“You have to encrypt your data!” More and more IT professionals, security architects, and executive leaders in the C-Suite are hearing these words. It’s no longer a question of IF there will be a data breach, but rather WHEN. And of course not just anything will do, you need NIST and FIPS 140-2 compliant solutions to help you make sure the investment you make doesn’t simply crumble when push comes to shove.
What does that all really mean? It means it’s important for you and your team to vet a solution deeply and ensure the vendor that created it dotted their i’s, crossed their t’s and hopefully didn’t cut any corners when they put their product to market. Makes sense, but again, what does that really mean????
The vendor should be established in the industry and should have gone through the proper reviews of their encryption solution. Those reviews help you determine whether they made the right choices when they created the security product you are planning on betting your company’s and your future on. A vendor that creates an encryption solution and has it NIST validated took the extra time to learn and understand the reasons NIST asks for those standards to be followed. Then they took the time to implement their solution following those standards. And then lastly the vendor took the time to get the solution reviewed and validated by a reputable and independent third party. In a study of the validation program, NIST found nearly 50% of software vendors had errors in their encryption solutions. It isn't easy to get encryption right. A certificate of validation from NIST is your assurance that AES encryption does what it is supposed to do - every time.
When comparing encryption solutions, what are things you want to look for to make sure you are getting a solid product? You want the key generator to be using a Random Number Generator sequence that is as close to true random as possible. You want the solution to use the same technology when generating a strong Initialization Vector (IV) as well, and you want this solution to run the encryption algorythm true to its standard. (Why is that important? Check out this blog) You also can’t forget about encryption key management, an often overlooked but equally crucial aspect of strong encryption. Only then can you trust that when the pieces of the puzzle are put together and your data is encrypted, it was done so in a manner that can’t be undone WHEN you have that upcoming data breach.
As we all know time, in every essence of today’s world, equals money. The time the vendor invested in this process costs the vendor money.
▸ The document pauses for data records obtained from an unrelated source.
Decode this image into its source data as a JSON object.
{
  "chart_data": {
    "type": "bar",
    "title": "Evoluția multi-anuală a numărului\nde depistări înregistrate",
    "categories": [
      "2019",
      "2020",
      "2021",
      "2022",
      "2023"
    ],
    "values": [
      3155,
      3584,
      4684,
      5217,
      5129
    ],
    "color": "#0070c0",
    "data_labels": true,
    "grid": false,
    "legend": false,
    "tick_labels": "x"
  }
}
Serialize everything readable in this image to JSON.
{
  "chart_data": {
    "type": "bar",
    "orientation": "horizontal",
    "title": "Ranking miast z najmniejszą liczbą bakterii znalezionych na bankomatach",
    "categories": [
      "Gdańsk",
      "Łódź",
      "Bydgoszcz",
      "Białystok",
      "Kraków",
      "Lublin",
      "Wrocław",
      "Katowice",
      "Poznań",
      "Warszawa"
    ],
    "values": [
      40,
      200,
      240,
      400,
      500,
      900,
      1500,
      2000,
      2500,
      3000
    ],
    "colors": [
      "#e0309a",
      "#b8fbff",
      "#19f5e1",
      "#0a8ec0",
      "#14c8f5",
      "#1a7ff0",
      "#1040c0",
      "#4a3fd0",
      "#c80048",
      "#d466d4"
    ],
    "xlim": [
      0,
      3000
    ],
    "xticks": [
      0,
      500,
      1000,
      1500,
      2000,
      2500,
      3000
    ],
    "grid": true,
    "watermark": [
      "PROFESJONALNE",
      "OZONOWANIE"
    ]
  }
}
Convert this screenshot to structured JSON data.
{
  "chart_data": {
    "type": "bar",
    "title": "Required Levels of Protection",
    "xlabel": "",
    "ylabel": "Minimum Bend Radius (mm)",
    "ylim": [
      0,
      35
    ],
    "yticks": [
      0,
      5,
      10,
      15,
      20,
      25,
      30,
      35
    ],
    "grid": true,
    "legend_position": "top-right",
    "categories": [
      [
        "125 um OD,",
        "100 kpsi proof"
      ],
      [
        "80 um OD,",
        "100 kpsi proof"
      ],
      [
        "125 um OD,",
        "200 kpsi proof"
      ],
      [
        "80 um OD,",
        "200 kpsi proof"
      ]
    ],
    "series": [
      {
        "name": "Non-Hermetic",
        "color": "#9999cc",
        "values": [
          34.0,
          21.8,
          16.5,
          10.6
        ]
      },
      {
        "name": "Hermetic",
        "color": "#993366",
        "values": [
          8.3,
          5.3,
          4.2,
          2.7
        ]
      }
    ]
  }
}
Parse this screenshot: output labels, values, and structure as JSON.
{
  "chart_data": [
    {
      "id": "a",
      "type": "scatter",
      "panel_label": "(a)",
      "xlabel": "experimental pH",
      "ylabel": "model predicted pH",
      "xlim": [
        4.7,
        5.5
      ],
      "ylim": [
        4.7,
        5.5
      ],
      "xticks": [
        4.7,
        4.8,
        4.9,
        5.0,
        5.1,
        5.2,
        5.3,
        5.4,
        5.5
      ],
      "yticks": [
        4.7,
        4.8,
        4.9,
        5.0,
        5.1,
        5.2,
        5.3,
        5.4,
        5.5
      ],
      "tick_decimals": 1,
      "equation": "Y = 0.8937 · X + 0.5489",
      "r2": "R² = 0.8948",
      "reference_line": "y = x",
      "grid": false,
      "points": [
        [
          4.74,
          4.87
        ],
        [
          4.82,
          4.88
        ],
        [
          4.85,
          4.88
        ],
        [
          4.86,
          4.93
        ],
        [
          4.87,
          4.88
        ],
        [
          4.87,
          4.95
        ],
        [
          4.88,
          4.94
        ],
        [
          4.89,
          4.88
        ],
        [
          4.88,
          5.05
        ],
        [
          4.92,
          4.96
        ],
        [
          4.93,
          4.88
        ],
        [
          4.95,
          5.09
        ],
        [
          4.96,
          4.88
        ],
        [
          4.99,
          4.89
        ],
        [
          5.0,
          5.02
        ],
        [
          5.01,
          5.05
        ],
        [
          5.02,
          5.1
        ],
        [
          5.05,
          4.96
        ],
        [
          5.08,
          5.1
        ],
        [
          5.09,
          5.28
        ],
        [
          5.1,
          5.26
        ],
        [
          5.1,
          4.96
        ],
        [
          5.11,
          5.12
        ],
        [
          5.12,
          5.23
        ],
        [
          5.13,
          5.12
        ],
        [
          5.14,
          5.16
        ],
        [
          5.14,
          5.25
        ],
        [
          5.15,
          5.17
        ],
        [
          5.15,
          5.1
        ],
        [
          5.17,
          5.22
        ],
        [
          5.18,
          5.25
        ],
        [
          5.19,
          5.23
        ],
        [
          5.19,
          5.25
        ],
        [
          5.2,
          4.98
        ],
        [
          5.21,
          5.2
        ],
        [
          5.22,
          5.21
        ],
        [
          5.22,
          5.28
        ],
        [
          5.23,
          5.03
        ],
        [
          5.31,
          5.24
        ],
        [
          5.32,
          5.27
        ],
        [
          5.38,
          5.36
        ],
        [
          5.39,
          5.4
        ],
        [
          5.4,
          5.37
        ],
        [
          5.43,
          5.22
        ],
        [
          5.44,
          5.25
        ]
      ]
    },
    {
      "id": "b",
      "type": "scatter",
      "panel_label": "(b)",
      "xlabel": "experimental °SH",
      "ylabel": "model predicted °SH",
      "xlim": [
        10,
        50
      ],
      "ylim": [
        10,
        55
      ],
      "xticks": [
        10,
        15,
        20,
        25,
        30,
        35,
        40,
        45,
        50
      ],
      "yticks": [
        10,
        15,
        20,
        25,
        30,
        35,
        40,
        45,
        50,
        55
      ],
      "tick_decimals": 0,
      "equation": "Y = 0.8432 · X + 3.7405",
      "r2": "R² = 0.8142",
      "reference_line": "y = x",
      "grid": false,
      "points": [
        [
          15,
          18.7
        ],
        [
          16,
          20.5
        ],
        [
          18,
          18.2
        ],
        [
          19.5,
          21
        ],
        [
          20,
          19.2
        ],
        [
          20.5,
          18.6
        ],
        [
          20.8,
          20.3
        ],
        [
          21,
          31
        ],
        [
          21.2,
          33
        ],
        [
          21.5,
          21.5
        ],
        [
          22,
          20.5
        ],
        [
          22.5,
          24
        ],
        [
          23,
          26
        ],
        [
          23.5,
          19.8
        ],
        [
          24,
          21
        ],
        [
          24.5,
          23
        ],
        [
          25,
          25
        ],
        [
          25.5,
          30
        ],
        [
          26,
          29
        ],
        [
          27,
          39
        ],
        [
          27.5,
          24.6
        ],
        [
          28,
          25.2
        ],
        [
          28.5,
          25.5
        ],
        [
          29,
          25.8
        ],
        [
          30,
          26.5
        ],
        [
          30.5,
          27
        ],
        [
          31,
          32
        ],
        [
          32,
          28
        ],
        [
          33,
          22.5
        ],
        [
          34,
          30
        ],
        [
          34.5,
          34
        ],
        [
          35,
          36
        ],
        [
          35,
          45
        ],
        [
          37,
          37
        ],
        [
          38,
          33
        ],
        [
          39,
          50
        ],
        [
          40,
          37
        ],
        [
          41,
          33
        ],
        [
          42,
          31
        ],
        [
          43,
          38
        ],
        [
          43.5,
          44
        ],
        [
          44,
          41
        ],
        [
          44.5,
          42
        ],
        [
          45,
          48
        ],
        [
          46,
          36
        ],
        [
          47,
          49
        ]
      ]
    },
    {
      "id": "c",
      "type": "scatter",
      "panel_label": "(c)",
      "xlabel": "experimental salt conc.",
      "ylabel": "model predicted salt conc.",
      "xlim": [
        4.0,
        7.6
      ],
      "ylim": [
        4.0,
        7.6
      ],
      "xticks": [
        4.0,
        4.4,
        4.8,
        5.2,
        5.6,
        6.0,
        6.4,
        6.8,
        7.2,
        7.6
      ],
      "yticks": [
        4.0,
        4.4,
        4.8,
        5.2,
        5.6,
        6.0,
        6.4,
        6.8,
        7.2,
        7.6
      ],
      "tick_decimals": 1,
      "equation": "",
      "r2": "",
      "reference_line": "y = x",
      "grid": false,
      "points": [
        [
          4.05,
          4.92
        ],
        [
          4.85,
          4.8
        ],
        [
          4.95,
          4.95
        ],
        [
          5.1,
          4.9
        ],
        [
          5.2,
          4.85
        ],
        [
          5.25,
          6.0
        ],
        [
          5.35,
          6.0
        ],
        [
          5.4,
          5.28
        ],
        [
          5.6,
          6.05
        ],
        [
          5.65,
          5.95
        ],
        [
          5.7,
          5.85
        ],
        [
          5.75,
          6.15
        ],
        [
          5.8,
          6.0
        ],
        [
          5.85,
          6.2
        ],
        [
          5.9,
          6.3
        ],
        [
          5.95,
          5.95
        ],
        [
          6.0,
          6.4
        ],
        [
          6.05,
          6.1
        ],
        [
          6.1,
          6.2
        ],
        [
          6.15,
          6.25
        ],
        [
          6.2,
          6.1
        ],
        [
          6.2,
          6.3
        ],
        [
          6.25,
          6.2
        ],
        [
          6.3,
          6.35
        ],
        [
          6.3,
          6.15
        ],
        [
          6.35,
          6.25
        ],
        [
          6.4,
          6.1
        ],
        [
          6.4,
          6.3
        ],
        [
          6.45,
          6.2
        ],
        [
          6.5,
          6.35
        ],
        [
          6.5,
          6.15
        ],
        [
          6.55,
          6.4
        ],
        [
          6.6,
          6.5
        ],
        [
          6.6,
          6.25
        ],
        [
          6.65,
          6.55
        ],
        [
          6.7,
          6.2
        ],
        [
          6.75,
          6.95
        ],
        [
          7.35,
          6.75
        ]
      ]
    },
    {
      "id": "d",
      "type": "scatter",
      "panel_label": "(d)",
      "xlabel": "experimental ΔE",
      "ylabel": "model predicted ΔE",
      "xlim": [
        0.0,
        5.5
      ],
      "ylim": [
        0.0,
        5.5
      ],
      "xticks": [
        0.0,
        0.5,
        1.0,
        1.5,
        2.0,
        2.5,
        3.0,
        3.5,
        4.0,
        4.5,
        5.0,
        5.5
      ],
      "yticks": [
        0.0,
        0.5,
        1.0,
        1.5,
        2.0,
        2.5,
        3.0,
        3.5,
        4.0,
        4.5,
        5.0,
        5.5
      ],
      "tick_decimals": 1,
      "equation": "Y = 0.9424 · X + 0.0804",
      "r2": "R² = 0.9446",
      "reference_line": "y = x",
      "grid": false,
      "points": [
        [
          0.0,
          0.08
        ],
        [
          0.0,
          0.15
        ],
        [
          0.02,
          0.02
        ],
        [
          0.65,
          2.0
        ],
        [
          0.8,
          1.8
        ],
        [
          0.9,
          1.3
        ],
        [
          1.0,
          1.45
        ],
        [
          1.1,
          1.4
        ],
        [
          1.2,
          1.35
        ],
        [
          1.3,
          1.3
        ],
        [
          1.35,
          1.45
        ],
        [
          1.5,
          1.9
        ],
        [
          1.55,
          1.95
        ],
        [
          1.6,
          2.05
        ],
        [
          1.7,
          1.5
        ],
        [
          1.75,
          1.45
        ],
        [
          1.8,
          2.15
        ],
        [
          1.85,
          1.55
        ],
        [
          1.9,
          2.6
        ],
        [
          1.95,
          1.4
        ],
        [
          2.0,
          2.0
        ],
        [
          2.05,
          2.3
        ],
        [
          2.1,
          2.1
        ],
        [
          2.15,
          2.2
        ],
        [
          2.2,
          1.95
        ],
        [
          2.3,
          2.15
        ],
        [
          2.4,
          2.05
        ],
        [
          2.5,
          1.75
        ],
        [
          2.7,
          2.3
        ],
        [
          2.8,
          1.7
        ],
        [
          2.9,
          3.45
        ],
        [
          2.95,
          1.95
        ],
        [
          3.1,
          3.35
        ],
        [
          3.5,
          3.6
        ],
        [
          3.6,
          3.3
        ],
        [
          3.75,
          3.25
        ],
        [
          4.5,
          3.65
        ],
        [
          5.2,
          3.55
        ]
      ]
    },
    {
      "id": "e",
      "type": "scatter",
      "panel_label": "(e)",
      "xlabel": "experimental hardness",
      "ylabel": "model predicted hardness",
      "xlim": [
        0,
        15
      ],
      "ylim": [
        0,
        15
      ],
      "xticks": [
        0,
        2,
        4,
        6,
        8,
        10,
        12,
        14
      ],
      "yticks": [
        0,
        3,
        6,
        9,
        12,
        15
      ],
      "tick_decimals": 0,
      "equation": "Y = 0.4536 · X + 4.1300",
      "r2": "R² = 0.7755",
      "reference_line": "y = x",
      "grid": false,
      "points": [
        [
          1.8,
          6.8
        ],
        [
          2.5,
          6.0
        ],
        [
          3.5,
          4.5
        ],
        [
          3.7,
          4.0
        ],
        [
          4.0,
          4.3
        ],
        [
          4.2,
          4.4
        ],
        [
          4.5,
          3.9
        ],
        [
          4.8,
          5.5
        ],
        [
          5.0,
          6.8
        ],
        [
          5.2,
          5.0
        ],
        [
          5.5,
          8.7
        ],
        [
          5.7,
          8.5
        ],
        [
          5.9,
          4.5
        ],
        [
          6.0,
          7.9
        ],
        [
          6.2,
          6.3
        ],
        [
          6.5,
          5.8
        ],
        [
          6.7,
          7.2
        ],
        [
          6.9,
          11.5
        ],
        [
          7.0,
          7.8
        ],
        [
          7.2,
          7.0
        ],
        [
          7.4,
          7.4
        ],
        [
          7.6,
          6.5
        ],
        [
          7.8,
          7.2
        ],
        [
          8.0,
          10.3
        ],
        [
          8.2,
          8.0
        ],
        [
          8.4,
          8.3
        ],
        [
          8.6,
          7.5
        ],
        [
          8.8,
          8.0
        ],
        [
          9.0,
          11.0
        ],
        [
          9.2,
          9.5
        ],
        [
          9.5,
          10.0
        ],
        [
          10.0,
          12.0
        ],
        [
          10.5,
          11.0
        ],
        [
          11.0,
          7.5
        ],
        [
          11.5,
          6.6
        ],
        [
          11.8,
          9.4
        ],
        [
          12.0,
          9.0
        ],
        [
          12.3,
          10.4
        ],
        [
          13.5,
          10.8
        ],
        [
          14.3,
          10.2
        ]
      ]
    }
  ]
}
The time that was invested in reviewing the solution most likely cost the vendor money as well. The good news is that because of this you, your company and your IT team don’t need to spend that same time creating an encryption solution in house. I think so far we are most likely in complete agreement. So where’s the problem?
Several recent industry reports show that although more and more companies are asking their IT teams to implement this right kind of robust, validated encryption to secure their or their customer’s data, they are being asked to do so with less and less money in their budgets. Certainly the notion of ‘doing more with less’ is nothing new and efficiency should be a goal, the truth remains even in the data security industry what you pay for it what you get. Good encryption is now freely available, but good key management requires an investment. If you don’t commit the necessary resources to your data security projects you will not have a data security result that will protect your data (and you) WHEN that data breach occurs.